Speech-enabled Image Narration for the Visually Impaired

This project is a super cool, scaled-down version of Ray-Ban smart glasses—minus the actual glasses (because who needs those, right?). While it might be hard to believe I pulled this off, I had a little help from my talented friend. But hey, I was the one directing the show. So yes, this project has my vision (pun intended) written all over it!

To see how its done click here!

This project is designed to empower visually impaired individuals by providing real-time audio narration of their surroundings using augmented reality and AI technologies.
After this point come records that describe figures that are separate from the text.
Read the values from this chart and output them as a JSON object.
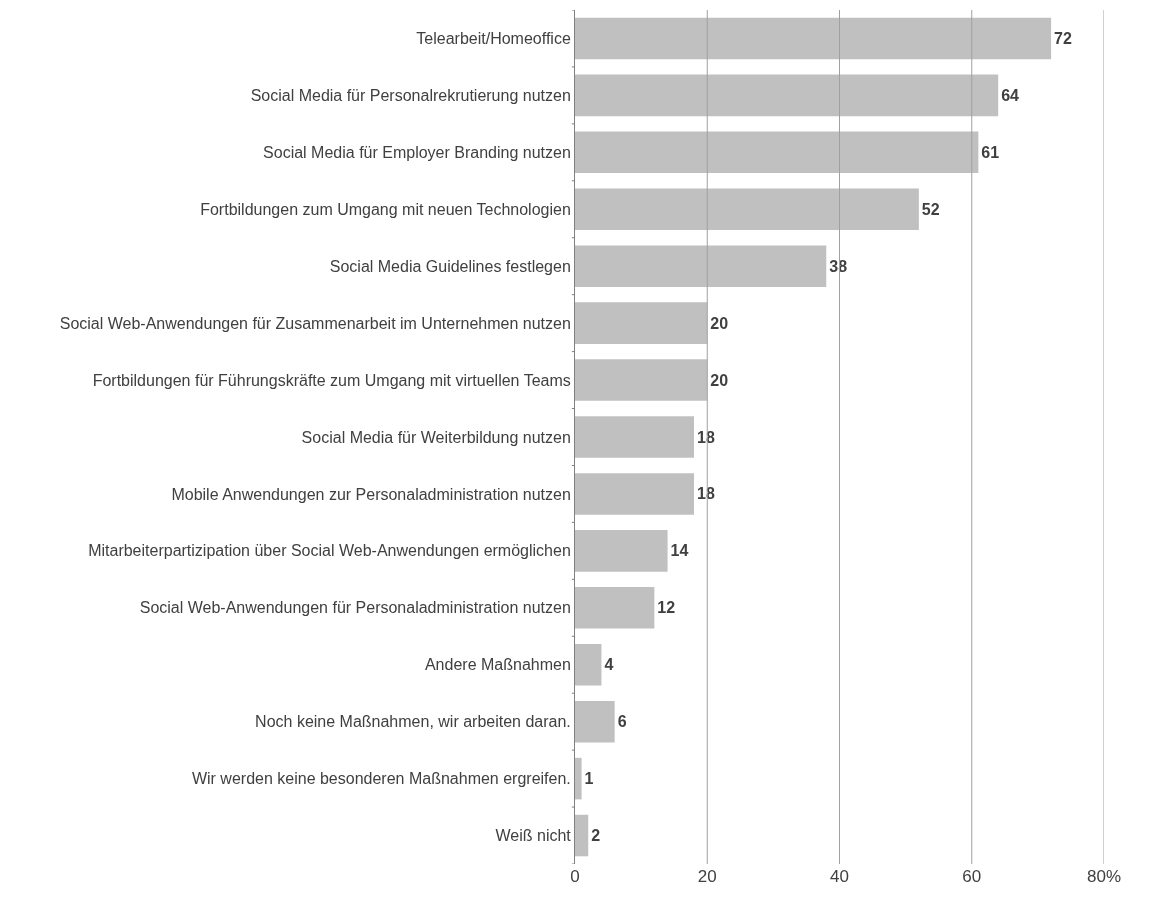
{
  "chart_data": {
    "type": "bar",
    "orientation": "horizontal",
    "categories": [
      "Telearbeit/Homeoffice",
      "Social Media für Personalrekrutierung nutzen",
      "Social Media für Employer Branding nutzen",
      "Fortbildungen zum Umgang mit neuen Technologien",
      "Social Media Guidelines festlegen",
      "Social Web-Anwendungen für Zusammenarbeit im Unternehmen nutzen",
      "Fortbildungen für Führungskräfte zum Umgang mit virtuellen Teams",
      "Social Media für Weiterbildung nutzen",
      "Mobile Anwendungen zur Personaladministration nutzen",
      "Mitarbeiterpartizipation über Social Web-Anwendungen ermöglichen",
      "Social Web-Anwendungen für Personaladministration nutzen",
      "Andere Maßnahmen",
      "Noch keine Maßnahmen, wir arbeiten daran.",
      "Wir werden keine besonderen Maßnahmen ergreifen.",
      "Weiß nicht"
    ],
    "values": [
      72,
      64,
      61,
      52,
      38,
      20,
      20,
      18,
      18,
      14,
      12,
      4,
      6,
      1,
      2
    ],
    "color": "#c0c0c0",
    "data_labels": true,
    "xlim": [
      0,
      80
    ],
    "xticks": [
      0,
      20,
      40,
      60,
      {
        "value": 80,
        "label": "80%"
      }
    ],
    "grid": "x"
  }
}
The system seamlessly combines image processing and speech synthesis for an accessible and intuitive experience.

Key Features:

  1. Real-time Audio Narration:

    • Utilized Google Text-to-Speech to convert visual inputs from augmented reality glasses into clear and concise audio outputs with 95% accuracy.

    • Enabled visually impaired users to receive immediate and accurate descriptions of their environment, improving mobility and independence.

  2. Enhanced Image Captioning:

    • Employed InceptionV3 to extract features from images for high-quality processing.

    • Integrated these features with an LSTM model enhanced by GloVe embeddings, achieving a 92% accuracy in generating captions.

    • Improved caption generation accuracy by 30%, ensuring precise and contextually relevant descriptions for real-world scenarios.

  3. Impact and Accessibility:

    • Delivered a robust solution for visually impaired users, bridging the gap between visual and auditory information.

    • Enhanced accessibility by combining cutting-edge AI with practical usability in real-world environments.

This project demonstrates the potential of AI to address real-world challenges, providing visually impaired individuals with an innovative tool for enhanced interaction and independence.